Дети Бабеля живут в мире материальных предметов. Но именно в предметах материального мира скрывается для них глубочайший, не утилитарный смысл. "Никто в мире не чувствует новых вещей сильнее, чем дети. Дети содрагаются от этого запаха, как собака от заячьего следа, и испытывают безумие, которое потом, когда мы становимся взрослыми, называется вдохновением. И это чистое детское чувство собственничества над новыми вещами передавалось матери" (Бабель 1990: 316). Чувство собствиеничества отличает детский мир от возрослого.
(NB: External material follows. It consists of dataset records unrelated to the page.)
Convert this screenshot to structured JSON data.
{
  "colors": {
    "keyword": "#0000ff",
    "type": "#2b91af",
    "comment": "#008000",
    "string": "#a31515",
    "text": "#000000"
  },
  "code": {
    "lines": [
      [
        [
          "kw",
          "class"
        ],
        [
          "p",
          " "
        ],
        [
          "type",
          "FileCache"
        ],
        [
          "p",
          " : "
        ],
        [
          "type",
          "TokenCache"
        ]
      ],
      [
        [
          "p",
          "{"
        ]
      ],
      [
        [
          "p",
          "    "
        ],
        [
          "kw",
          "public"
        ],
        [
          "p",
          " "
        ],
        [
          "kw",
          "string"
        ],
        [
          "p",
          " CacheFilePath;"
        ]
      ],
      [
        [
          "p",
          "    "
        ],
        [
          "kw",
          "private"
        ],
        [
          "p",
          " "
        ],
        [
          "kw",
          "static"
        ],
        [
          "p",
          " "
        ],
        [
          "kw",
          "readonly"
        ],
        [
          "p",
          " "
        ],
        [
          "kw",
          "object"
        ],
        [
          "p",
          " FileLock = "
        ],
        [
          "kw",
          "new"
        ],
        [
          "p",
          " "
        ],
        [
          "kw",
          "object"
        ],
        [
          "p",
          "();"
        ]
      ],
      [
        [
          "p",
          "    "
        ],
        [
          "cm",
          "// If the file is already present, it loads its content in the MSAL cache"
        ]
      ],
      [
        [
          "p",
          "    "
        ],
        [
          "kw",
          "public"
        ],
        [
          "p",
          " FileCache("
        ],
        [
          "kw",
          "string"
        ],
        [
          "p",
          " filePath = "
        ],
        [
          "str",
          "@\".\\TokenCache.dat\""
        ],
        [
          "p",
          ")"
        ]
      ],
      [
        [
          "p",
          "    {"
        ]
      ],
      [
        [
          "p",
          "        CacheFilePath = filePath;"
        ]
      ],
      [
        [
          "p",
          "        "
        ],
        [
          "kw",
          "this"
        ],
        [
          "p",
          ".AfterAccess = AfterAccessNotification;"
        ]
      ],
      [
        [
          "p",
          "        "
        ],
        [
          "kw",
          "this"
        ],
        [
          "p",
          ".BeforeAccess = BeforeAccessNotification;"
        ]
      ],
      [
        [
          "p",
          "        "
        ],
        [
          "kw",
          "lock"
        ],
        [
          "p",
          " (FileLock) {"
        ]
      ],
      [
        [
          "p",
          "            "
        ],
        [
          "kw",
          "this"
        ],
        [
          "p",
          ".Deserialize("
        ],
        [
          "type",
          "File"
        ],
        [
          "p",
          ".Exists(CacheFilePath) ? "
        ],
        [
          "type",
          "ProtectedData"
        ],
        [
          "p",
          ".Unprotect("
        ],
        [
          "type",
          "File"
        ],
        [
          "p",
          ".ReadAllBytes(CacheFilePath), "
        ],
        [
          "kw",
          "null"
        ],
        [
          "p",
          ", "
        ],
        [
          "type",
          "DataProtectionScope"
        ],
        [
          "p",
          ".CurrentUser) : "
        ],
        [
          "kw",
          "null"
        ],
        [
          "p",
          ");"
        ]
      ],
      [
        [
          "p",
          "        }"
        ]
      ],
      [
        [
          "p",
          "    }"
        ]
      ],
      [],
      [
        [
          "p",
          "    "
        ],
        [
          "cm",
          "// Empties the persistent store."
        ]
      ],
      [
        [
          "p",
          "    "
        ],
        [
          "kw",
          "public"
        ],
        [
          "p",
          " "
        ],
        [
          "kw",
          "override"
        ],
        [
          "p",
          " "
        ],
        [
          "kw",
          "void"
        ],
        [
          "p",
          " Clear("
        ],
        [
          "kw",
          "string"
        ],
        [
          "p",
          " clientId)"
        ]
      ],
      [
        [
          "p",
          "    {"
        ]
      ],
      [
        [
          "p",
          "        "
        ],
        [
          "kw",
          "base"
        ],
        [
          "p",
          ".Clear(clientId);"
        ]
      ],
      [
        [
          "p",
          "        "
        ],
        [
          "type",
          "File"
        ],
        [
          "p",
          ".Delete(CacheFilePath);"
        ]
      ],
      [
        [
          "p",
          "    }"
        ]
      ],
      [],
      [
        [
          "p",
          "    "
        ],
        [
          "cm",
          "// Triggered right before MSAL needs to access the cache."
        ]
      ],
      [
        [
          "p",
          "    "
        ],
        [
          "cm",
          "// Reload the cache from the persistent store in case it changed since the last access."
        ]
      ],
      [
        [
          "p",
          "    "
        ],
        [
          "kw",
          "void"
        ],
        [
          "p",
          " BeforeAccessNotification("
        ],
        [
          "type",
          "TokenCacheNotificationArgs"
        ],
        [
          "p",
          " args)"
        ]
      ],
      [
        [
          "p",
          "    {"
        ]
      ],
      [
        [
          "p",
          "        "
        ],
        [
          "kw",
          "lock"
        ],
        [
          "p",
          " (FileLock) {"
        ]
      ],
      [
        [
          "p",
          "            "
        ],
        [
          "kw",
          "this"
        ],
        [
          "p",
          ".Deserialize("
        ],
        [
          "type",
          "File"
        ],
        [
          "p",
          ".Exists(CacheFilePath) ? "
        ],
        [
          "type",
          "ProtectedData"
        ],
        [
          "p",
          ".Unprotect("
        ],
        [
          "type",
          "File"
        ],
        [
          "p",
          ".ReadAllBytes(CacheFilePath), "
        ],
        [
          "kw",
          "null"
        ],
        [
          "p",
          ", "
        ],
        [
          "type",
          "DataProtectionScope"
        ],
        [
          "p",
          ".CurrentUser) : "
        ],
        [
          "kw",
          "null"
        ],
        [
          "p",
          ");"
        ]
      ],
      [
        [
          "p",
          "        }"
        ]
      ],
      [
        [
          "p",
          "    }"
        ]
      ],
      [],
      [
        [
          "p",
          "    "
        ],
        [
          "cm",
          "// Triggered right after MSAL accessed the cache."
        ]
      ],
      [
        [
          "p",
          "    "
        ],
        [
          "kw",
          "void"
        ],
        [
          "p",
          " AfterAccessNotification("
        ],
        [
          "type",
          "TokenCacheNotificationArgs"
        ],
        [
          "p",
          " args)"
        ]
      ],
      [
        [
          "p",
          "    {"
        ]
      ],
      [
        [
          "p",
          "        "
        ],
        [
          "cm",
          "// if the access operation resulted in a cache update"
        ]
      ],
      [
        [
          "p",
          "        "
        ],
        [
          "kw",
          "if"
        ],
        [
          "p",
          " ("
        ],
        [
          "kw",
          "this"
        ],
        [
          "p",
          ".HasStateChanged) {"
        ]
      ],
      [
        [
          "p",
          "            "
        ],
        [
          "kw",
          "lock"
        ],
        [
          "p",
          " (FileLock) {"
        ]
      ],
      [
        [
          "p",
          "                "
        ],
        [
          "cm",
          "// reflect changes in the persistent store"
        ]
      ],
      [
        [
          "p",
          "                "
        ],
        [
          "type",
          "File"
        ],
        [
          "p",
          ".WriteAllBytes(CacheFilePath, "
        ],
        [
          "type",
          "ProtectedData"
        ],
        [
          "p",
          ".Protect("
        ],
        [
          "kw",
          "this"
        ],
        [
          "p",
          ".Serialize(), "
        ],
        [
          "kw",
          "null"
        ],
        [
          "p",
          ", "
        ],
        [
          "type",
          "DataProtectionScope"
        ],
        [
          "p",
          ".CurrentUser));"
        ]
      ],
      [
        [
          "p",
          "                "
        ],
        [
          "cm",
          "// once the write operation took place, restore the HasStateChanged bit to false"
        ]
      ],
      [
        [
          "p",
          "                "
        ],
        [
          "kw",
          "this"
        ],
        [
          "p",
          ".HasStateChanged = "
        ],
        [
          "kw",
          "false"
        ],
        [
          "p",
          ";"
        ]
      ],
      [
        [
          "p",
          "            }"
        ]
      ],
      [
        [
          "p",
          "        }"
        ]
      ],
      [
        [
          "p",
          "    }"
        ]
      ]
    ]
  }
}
Это чувство полной свободы и возможности иметь свое, помогающее раскрыться. Это право распоряжаться миром по своему усмотрению, варьировать этим миром, трансформировать его. Новая вещь - никому не принадлежавшая, никому не знакомая. Ее можно переосмыслить, переделать перефантазировать. Модель детского сознания дает автору возможность переделывать воспоминания как таковые, мистифицировать реальность. Ощущение материальности и способность ее переиначивать у Бабеля - понятия одного уровня.

Не случайно дети при всей их приверженности миру предметов наделены и тягой к иному, непознанному. Именно с детским воображением связан мотив преувеличения, а точнее — вранья. Рассказ "В подвале" начинается пародоксальной фразой: "Я был лживый мальчик. Это происходило от чтения". Книга становится поводом ко лжи, а на самом деле к работе воображения, фантазии. Мир замкнулся в книге. Книга - источник фантазии в детстве, и книга - результат фантазии взрослого человека. Маленький герой рассказа творит свой мир как противопоставленный мрачной реальности. Не имея богатств, подобных тем, какие есть у отца Марка, герой превращает своих оборванных и нищих родственников деда Лейви-Ицхока и дядьку Симона Вольфа в великих путешественников: "Я описал эти приключения по порядку. Сознание невозможного тотчас же оставило меня, я провел дядьку Вольфа сквозь русско-турецкую войну - в Александрию, в Египет...". Этот экзотический мир путешествий размыкает пространство и, прежде всего, пространство самого маленького героя. Положение "У меня никогда не было товарищей" сменяется толпой однокашников, которые с упоением слушают рассказ о том, как Рубенс снимал посмертную маску со Спинозы, и появлением главного товарища Марка Боргмана. Это и единственная возможность преодолеть пространственную замкнутость. Герой вместе со своими родственниками перемещается в географических пространствах и примеряет литературные и исторические маски. Вымышленный мир становится вполне реальным, пока в него не вмешиваются его действующие лица, прежде всего пьяный дядька. Постепенное отрезвление они переживают параллельно. Пока дядька храпит, "навоевавшись за день", маленький герой с размаху окунается в бочку с водой, а затем очищается посредством слез: "мир слез был так огромен и прекрасен, что все, кроме слез, ушло из моих глаз". Мир слез - продолжение той же иллюзии. Это огромный мир, противостоящий реальности.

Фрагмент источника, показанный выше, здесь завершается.